家族的阴司,一般人巴不得藏得死死的。
赵诗雯这位堂姐,知道自己失去容貌将来不好嫁,便干脆把堂妹也拉下马。
真是丝毫不顾姐妹情分。
裴婉辞问:“你堂姐现在……”
“我娘已经把她远远送走了,她爹娘跪在我娘面前求饶,我娘只让他们离开公主府与伯爵府。”
伯爵府是因为赵诗雯的父亲尚了长公主,才被赐下的,本来就与赵家其他人没有关系。
人家内宅的事情,裴婉辞也无意探听,又问:“那……高大郎听了她的话,有什么反应?”
赵诗雯红着脸,小声与裴婉辞咬耳朵。
“他说,卫绍是顶天立地的男子,莫说女子对其倾慕,他身为男儿,对卫绍也颇为佩服。”
“还安慰我说,至少卫绍还活着,而他的前未婚妻与他,已经生死相隔了。”
裴婉辞心道,这么看来,高大郎对赵诗雯更多的是怜惜,而非感情吧。
赵诗雯说:“我看他坦坦荡荡,心生好感,想当面感谢他,随父母去高家的时候,遇到一只受伤的兔子,拿着帕子给兔子包扎腿伤,喊了高家丫鬟过来处理。”

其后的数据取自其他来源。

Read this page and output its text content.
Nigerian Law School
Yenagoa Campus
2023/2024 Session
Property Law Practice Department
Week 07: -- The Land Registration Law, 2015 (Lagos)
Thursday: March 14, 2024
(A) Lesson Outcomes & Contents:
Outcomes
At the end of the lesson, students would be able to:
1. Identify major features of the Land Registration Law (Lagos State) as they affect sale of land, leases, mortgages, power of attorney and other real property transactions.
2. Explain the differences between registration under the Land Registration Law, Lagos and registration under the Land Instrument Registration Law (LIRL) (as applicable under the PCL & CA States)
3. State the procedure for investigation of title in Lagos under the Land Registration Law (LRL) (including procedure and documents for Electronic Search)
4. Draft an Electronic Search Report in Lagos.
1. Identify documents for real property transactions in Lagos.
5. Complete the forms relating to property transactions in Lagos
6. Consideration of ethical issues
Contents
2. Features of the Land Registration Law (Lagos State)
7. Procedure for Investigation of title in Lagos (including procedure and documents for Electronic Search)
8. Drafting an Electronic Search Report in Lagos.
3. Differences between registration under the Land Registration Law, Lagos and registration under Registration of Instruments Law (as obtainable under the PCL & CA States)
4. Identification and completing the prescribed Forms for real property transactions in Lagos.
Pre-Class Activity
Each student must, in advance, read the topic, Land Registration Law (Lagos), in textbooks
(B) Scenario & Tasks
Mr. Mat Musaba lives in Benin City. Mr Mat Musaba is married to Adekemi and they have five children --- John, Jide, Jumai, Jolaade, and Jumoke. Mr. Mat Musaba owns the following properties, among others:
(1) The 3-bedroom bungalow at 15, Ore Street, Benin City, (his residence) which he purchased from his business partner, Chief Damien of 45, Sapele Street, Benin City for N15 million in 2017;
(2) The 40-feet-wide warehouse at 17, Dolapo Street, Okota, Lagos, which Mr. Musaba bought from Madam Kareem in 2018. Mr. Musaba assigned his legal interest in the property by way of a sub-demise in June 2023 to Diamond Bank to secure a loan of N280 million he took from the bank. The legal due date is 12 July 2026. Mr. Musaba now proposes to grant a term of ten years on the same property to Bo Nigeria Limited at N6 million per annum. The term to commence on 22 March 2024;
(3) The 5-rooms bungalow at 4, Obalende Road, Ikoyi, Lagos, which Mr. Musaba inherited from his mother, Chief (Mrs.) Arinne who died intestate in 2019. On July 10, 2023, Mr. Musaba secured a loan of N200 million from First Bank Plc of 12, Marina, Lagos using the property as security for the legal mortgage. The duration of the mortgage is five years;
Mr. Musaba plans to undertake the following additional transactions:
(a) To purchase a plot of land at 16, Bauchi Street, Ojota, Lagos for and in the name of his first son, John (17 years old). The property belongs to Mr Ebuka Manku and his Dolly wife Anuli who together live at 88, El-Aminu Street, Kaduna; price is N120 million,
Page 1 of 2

“后来他来找我还帕子,我才知那兔子,竟然是他先前那个未婚妻养的,他一直精心呵护。可叹那日兔子受伤救回来之后,也只多活了几日,寿命到了。”
“一来二去,我同他就……”
裴婉辞懂了,在那个男人最失落绝望的时候,赵诗雯温馨陪伴,叫男人动了心。
“难怪最近你都没空去陪静儿,竟然是有了心爱的男子,将好友都忘了?”
赵诗雯赶紧摆手:“不是,这还真不是。是我娘总嫌弃我学问不高,怕我嫁到高家那种书香门第会被人瞧不上,所以……”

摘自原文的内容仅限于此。